Did you try to remove dangling images? Dangling images exist, when you re-build an image with the same tag, so that previous versions get untagged. The same happens if you pull a tag that already existed in the local cache: the tag will point to the newly pulled image, and the previous one gets untagged.

You can remove dangling images as root user like this: docker rmi $(docker images -f "dangling=true" -q)

1 Like

You mean you want to avoid using the command that you use now? Because it deletes unused build cache and I guess it includes all that is not used at the moment.

The docker system prune command is for handling all kind of data at once. But you can use docker buildx prune, which also removes “dangling build cache”, but you can use a filter

docker buildx prune --until 72h

which deletes the build cache older that was last used before the given time period. So you can control what to delete. The cache that was used long time ago could be less important. Or in some cases never used in the future.

Yes, you should never touch the filesystem under the docker data root, but you can use commands like the one shared by @meyay, or there is actually a newer alternative which is

docker image prune

If you want to delete all unused images, not just the dangling one (as you do with the command you shared), you can use the same -a flag.

The overlay filesystem containers container data as well, so if you have running containers writing a lot of data without volumes, that will increase the size of the overlay2 folder.

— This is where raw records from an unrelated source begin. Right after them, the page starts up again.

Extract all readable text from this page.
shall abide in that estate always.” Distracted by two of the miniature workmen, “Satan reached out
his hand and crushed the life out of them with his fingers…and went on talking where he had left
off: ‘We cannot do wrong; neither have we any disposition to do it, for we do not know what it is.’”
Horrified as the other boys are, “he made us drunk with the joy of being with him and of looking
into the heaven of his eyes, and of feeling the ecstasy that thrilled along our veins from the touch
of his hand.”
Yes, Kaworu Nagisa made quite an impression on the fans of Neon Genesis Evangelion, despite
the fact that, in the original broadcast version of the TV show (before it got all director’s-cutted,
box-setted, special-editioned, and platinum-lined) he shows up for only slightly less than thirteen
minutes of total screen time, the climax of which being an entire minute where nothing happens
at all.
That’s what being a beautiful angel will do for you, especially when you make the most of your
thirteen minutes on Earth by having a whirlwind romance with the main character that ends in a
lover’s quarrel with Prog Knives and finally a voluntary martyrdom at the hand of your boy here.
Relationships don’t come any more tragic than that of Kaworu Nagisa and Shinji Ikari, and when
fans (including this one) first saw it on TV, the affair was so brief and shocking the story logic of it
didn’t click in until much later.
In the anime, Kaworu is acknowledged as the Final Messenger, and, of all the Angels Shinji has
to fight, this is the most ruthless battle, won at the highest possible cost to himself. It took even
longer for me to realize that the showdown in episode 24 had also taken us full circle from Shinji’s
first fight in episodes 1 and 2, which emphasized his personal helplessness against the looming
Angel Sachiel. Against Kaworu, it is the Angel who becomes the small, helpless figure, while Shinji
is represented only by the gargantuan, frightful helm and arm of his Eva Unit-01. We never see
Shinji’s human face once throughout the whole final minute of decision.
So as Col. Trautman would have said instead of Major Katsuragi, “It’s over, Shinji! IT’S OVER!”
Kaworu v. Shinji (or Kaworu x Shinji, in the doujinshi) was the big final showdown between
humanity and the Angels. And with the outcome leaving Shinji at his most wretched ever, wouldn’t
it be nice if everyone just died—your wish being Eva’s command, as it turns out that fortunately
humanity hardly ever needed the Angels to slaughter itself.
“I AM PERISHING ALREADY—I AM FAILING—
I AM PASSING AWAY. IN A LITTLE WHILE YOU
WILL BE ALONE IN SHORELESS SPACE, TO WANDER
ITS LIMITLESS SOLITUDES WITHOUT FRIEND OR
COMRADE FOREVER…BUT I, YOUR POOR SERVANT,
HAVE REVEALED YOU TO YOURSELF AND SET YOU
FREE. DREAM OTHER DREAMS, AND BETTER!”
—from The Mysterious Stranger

The following commands tells you more about the currently used space

docker system df

including how much is the case and how much is the images. The following command will tell you even more about the specific objects

docker system df --verbose

And if you want to see more about the cache entries

docker buildx du --verbose

Notice that the fist command used “df” and the second used “du

I don’t think the cache can be deleted one by one (I could not find a solution to that), but at least you know why the cache is large.

1 Like